Every tech firm wants a collaborative work environment—it’s the nature of tech that people work in teams—but Slack had a specific model in mind for its San Francisco office. In early programming meetings, the metaphor that repeatedly surfaced was the culture of collaboration that people share in wilderness situations—hikers meeting on a mountain trail, campers at a campsite. Slack saw a correlation between the sharing of information, the sharing of resources, the reflexive support that people extend to each other in the wild and the everyday interactions of work.

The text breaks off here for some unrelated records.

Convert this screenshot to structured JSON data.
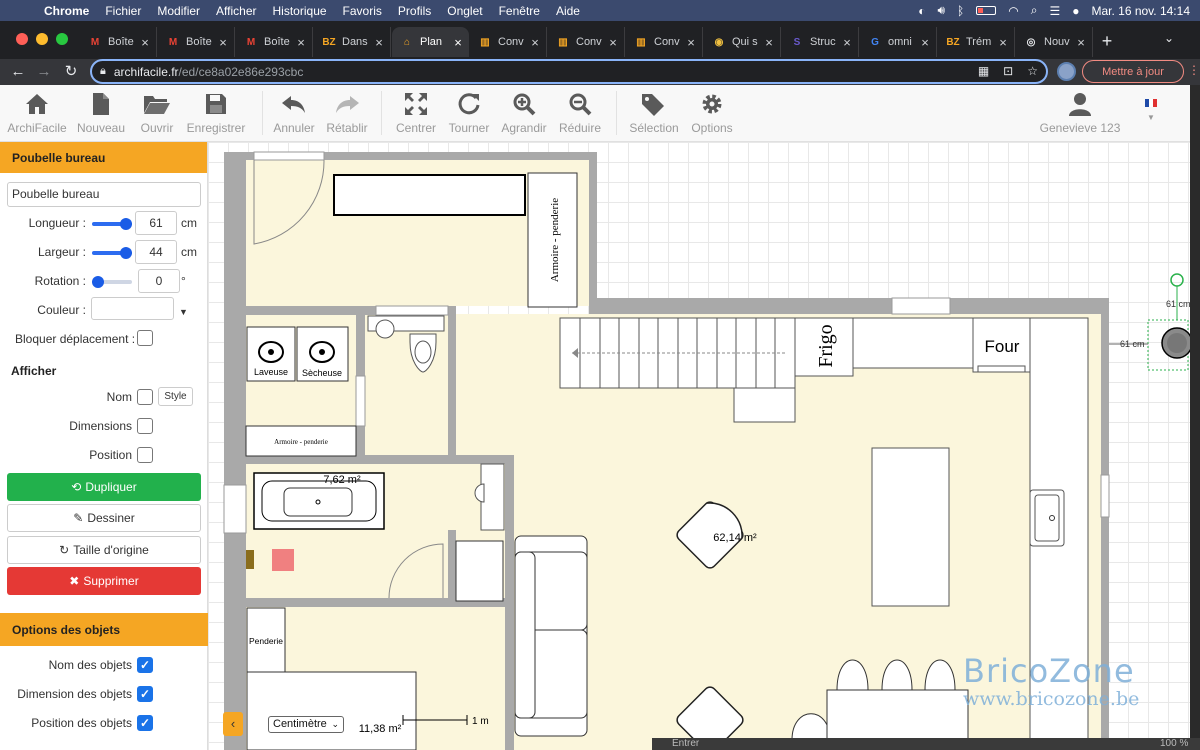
{
  "mac_menubar": {
    "items": [
      "Chrome",
      "Fichier",
      "Modifier",
      "Afficher",
      "Historique",
      "Favoris",
      "Profils",
      "Onglet",
      "Fenêtre",
      "Aide"
    ],
    "clock": "Mar. 16 nov.  14:14"
  },
  "tabs": [
    {
      "label": "Boîte",
      "fav": "M",
      "color": "#ea4335"
    },
    {
      "label": "Boîte",
      "fav": "M",
      "color": "#ea4335"
    },
    {
      "label": "Boîte",
      "fav": "M",
      "color": "#ea4335"
    },
    {
      "label": "Dans",
      "fav": "BZ",
      "color": "#f5a623"
    },
    {
      "label": "Plan",
      "fav": "⌂",
      "color": "#f5a623"
    },
    {
      "label": "Conv",
      "fav": "▥",
      "color": "#f5a623"
    },
    {
      "label": "Conv",
      "fav": "▥",
      "color": "#f5a623"
    },
    {
      "label": "Conv",
      "fav": "▥",
      "color": "#f5a623"
    },
    {
      "label": "Qui s",
      "fav": "◉",
      "color": "#f0c040"
    },
    {
      "label": "Struc",
      "fav": "S",
      "color": "#6a5acd"
    },
    {
      "label": "omni",
      "fav": "G",
      "color": "#4285f4"
    },
    {
      "label": "Trém",
      "fav": "BZ",
      "color": "#f5a623"
    },
    {
      "label": "Nouv",
      "fav": "◎",
      "color": "#e8eaed"
    }
  ],
  "active_tab_index": 4,
  "address": {
    "host": "archifacile.fr",
    "path": "/ed/ce8a02e86e293cbc",
    "update_label": "Mettre à jour"
  },
  "toolbar": {
    "home": "ArchiFacile",
    "new": "Nouveau",
    "open": "Ouvrir",
    "save": "Enregistrer",
    "undo": "Annuler",
    "redo": "Rétablir",
    "center": "Centrer",
    "rotate": "Tourner",
    "zoom_in": "Agrandir",
    "zoom_out": "Réduire",
    "selection": "Sélection",
    "options": "Options",
    "user": "Genevieve 123"
  },
  "object_panel": {
    "title": "Poubelle bureau",
    "name_value": "Poubelle bureau",
    "length_label": "Longueur :",
    "length_value": "61",
    "length_unit": "cm",
    "length_level": 1.0,
    "width_label": "Largeur :",
    "width_value": "44",
    "width_unit": "cm",
    "width_level": 1.0,
    "rotation_label": "Rotation :",
    "rotation_value": "0",
    "rotation_unit": "°",
    "rotation_level": 0.0,
    "color_label": "Couleur :",
    "lock_label": "Bloquer déplacement :",
    "show_title": "Afficher",
    "show_name": "Nom",
    "style_label": "Style",
    "show_dimensions": "Dimensions",
    "show_position": "Position",
    "duplicate": "Dupliquer",
    "draw": "Dessiner",
    "original_size": "Taille d'origine",
    "delete": "Supprimer"
  },
  "options_panel": {
    "title": "Options des objets",
    "object_names": "Nom des objets",
    "object_dimensions": "Dimension des objets",
    "object_positions": "Position des objets"
  },
  "plan": {
    "wardrobe_label": "Armoire - penderie",
    "wardrobe_label_small": "Armoire - penderie",
    "washer": "Laveuse",
    "dryer": "Sècheuse",
    "fridge": "Frigo",
    "oven": "Four",
    "area_bath": "7,62 m²",
    "area_main": "62,14 m²",
    "area_bottom": "11,38 m²",
    "closet": "Penderie",
    "dim_top": "61 cm",
    "dim_side": "61 cm",
    "scale": "1 m",
    "unit_select": "Centimètre"
  },
  "bottom_status": {
    "left": "Entrer",
    "right": "100 %"
  },
  "watermark": {
    "brand": "BricoZone",
    "site": "www.bricozone.be"
  }
}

Rethinking The Future Awards 2020
First Award | Commercial (Built)

Project Name: Slack Headquarters
Studio Name: Studio O+A
Principal: Primo Orpilla
Dan Kretchmer (Director of Projects)
Dani Canepa, Millie Kwong (Senior Designer), Brianna Bernstein (Project Designer), Amy Kwok (Project Designer), Nikki Hall (Designer), Marbel Padilla (Project Designer), Amy Young (Project Designer – Brand), Chase Lunt (Project Designer), Elizabeth Vereker (Design Director – Brand)
Area: 180,000 square feet
Year: 2018
Location: San Francisco, CA
Consultants: ESD (MEP) Holmes Structure (Structural) Salter, (Acoustics) Niteo (lighting designer) Gary Bell and Associates (Permit Expeditor)
Photography Credits: Garrett Rowland

©Garrett Rowland

The firm took that metaphor and ran with it. If every workday is a hike along a trail whose end we can’t predict, why shouldn’t the workplace reflect that uncertainty?  The design made an asset of irregularity. Typical design practice on a multi-floor project is to repeat the basic floor plan on every floor, thus consolidating electrical and plumbing and making wayfinding easier. But a wilderness trail, like a workday, twists and turns in surprising ways. The design for Slack deliberately altered the floor plans and placed design highlights in unexpected places on each floor.

©Garrett Rowland

Using the natural landscape as inspiration, designers achieved a wide range of visual and experiential variety without sacrificing cohesion. The palette on this project was nature’s palette—warm desert hues, sunlight on water, shadowy greens, glacial white. The result for Slack’s employees was an environment of endless variation, a mix of stimulating and restful impacts that echoed the changing rhythms of the day.

©Garrett Rowland

Also the changing light. The use of light on this project was its boldest ever. Working with lighting consultant Niteo, the design team assembled a repertoire of effects, both subtle and eye-catching: natural light through big windows crawling across a room; light for enclosed spaces keyed to circadian rhythm; filtered light replicating dappled sunshine through a canopy of trees, stage-worthy light suggestive of a night sky in the desert. As with the floor plan and the palette, the diversity of light in this project contributed to its larger theme of a wide canvas, always changing.

©Garrett Rowland

Ultimately what the firm and Slack sought to achieve in this office was a model environment for employee well-being. With its landscaped terrace and choice of cafes, its places of respite, its photography, and art, Slack’s San Francisco office takes an expansive view of how work helps people grow, how it builds character and contributes to pride. At the end of a day in the wilderness, people usually have a measure of their own resourcefulness and a pretty good idea of what they have learned. Slack’s wild-at-heart office replicates that process.